WASHINGTON — The National Institutes of Health should increase its support for research into chronic fatigue syndrome in children to match the burden and impact of the illness, Peter Rowe, M.D., said at a meeting of the Health and Human Services Department's Chronic Fatigue Advisory Committee.
More philanthropic support is needed as well to advance the care of patients with chronic fatigue syndrome (CFS), said Dr. Rowe, a professor at Johns Hopkins Children's Center, Baltimore, and director of the center's chronic fatigue clinic.
Currently, just a few hospital or university-affiliated clinical centers are treating children with CFS. There are no training grants to attract new researchers, no university research centers, and only $1 million annually in NIH funds targeted at children with CFS.
“This isn't enough to create a critical level of interest in bringing good people into the field, and it does not make CFS seem like a viable option to the new pediatric researcher,” Dr. Rowe said.
As a result, it's difficult for CFS patients to find physicians to care for them, Dr. Rowe said. CFS specialists are usually overburdened, and when families can't find timely treatment, they sometimes resort to seeing physicians who charge high rates for an evaluation.
Dr. Rowe said he knows of one place where a patient can be evaluated fairly quickly—but at a price tag of $5,800. “I think we have a responsibility to protect children and young families from this kind of economic risk,” he said.

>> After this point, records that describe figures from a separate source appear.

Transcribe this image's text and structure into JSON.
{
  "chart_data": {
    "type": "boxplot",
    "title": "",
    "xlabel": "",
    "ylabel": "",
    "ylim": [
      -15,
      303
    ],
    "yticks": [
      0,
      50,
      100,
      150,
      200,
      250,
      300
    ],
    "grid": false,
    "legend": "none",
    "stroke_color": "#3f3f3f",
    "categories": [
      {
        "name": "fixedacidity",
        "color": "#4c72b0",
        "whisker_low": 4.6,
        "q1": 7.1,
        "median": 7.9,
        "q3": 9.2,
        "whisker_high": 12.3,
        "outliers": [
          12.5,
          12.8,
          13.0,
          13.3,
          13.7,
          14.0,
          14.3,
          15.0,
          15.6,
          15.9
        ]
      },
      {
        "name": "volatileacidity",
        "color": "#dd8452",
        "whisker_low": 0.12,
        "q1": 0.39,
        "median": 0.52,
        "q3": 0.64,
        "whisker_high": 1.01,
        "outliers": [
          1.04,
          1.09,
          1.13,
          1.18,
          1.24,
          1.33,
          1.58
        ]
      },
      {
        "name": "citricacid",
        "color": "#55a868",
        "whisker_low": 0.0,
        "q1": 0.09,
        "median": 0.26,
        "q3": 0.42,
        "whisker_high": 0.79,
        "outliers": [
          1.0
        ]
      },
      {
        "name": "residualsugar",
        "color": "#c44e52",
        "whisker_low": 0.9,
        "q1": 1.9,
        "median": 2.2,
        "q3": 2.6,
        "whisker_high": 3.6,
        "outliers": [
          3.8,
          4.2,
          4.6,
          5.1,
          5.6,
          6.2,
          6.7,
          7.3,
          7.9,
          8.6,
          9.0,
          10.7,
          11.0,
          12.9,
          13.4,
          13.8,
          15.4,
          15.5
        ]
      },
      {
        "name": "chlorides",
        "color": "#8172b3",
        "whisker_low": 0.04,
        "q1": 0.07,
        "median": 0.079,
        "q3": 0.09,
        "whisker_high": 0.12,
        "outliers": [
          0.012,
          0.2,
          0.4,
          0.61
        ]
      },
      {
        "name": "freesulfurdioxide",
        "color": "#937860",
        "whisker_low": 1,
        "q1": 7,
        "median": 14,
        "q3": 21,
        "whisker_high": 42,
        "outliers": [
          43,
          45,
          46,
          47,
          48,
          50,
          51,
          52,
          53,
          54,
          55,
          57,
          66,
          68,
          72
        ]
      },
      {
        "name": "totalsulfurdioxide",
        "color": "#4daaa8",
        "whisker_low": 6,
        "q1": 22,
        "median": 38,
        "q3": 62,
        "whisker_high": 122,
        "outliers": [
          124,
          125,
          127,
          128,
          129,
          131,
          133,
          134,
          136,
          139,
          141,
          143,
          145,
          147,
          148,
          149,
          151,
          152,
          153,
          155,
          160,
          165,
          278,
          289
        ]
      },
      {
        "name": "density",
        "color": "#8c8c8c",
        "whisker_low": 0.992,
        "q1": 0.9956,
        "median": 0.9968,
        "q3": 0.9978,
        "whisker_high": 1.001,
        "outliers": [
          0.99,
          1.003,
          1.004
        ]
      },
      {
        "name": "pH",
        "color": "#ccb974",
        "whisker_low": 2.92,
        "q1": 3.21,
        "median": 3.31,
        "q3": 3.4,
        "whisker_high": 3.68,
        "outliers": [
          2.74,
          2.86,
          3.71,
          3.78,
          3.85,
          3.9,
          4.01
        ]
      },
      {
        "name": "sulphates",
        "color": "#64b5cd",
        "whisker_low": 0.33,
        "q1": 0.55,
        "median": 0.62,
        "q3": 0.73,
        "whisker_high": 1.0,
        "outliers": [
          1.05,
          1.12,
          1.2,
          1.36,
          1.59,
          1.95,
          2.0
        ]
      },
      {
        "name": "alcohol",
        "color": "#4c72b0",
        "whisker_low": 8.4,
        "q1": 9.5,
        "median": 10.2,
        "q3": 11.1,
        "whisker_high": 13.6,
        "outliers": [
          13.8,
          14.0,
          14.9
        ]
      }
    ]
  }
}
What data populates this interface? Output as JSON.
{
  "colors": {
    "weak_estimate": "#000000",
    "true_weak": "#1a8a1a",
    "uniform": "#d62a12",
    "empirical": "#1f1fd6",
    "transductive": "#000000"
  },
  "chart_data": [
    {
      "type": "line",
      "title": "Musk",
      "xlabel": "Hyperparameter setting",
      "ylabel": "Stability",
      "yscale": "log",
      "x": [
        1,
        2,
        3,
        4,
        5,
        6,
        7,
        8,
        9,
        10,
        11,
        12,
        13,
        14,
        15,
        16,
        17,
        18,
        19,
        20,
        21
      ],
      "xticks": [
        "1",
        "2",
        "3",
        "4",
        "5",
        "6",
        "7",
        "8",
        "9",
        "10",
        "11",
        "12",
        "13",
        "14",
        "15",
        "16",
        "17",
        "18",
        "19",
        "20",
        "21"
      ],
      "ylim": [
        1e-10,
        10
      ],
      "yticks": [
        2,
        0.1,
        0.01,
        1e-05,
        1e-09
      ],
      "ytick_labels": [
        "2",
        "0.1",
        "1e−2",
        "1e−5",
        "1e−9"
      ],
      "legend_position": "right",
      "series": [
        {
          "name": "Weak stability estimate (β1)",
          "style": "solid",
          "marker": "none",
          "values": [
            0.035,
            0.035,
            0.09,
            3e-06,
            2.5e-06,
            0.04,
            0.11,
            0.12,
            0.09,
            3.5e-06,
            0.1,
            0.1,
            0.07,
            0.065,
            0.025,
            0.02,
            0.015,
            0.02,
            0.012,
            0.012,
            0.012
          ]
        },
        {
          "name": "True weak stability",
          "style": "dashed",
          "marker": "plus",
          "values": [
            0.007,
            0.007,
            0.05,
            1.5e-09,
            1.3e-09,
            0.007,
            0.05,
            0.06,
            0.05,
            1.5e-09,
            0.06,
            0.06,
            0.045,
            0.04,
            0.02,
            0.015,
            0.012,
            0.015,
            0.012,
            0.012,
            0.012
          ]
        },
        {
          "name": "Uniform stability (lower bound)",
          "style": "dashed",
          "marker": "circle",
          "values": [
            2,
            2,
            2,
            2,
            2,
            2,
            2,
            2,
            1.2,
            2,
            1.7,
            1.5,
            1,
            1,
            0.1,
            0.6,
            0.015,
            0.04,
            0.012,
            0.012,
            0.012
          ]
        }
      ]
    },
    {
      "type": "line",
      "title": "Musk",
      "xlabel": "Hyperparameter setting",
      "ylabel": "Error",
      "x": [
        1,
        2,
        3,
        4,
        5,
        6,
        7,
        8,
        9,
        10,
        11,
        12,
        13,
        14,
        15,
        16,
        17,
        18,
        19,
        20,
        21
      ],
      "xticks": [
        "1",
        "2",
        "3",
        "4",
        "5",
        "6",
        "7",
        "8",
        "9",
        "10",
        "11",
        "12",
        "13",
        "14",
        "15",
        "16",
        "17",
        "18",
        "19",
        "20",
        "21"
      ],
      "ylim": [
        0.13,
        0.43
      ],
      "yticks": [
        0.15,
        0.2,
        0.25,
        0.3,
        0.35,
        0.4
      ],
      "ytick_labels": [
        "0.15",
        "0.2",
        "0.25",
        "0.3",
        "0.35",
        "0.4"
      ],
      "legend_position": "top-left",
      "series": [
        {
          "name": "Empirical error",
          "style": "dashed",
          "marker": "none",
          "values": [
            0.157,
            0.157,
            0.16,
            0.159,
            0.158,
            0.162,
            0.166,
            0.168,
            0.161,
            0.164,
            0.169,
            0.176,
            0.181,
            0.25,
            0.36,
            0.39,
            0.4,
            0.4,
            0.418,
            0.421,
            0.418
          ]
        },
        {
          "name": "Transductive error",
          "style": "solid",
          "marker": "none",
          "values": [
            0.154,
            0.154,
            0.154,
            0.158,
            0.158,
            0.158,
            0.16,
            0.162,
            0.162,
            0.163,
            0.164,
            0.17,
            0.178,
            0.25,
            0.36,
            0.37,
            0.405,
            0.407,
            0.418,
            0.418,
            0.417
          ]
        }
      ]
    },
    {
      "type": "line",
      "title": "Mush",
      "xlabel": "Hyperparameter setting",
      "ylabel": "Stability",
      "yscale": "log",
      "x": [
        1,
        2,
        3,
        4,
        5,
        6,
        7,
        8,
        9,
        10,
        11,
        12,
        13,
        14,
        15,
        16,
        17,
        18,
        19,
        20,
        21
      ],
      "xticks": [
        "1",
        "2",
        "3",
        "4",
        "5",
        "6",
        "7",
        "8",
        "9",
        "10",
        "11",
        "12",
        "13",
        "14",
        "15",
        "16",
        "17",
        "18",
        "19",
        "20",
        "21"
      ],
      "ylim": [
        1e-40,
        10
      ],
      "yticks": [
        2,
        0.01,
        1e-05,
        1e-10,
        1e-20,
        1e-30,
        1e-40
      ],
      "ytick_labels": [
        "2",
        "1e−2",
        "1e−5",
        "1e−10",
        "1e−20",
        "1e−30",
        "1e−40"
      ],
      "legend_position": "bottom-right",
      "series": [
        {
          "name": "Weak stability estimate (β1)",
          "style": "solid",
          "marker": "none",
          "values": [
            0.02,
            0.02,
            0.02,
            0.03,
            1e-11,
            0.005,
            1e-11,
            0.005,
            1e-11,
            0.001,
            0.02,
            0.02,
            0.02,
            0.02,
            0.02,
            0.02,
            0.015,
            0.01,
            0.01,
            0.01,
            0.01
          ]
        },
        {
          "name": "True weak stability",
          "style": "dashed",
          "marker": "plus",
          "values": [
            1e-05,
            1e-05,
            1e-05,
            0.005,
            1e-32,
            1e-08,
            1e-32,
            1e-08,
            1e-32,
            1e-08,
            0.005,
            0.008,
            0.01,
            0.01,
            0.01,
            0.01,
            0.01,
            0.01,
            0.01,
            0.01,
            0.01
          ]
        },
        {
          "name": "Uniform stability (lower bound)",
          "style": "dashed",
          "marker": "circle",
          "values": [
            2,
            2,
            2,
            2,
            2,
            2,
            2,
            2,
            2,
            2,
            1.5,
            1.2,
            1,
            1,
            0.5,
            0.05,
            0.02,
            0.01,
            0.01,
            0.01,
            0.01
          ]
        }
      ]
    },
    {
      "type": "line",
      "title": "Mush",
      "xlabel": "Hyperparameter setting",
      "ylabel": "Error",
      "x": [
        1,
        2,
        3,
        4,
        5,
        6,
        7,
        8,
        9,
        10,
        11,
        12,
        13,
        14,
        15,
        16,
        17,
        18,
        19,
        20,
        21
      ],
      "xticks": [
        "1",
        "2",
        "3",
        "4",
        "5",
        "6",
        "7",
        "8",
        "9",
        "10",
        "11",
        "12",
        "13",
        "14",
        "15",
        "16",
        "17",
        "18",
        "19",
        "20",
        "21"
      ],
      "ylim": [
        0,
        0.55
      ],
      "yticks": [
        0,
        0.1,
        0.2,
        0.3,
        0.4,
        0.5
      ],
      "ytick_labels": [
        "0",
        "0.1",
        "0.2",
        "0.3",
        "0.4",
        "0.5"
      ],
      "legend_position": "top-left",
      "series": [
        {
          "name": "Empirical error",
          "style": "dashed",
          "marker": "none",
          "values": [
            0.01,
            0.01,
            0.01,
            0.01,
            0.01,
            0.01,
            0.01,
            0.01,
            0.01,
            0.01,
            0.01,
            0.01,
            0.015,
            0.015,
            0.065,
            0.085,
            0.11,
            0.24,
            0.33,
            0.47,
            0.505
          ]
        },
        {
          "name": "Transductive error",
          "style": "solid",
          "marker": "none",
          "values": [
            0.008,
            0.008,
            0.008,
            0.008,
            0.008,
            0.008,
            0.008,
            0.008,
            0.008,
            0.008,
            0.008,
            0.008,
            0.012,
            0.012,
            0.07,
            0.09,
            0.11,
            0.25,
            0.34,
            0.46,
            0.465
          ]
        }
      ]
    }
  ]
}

To be diagnosed with CFS, patients generally must have severe chronic fatigue for 6 months or longer with other known medical conditions excluded by clinical diagnosis, and they must concurrently have four or more of the following symptoms: substantial impairment in short-term memory or concentration; sore throat; tender lymph nodes; muscle pain; multijoint pain without swelling or redness; headaches of a new type, pattern, or severity; unrefreshing sleep; and postexertional malaise lasting more than 24 hours, according to the Centers for Disease Control and Prevention. The symptoms must have persisted or recurred during 6 or more consecutive months of illness and must not have predated the fatigue.
The heterogeneous nature of the illness itself makes it difficult to recognize and treat the disease, and it's difficult to control for just one variable in a randomized clinical trial on CFS because of the many overlapping and interacting pathophysiologic dysfunctions associated with the condition, he said.
Dr. Rowe proposes conducting randomized trials by withdrawing ostensibly effective therapies. For example, in an otherwise well-managed and clinically stable patient with CFS, the patient would be randomized to receive either a placebo or the active medication. Another option would be to incorporate a “run-in period” for studies during which other influences to symptoms are brought under good clinical control before examining the efficacy of a single agent.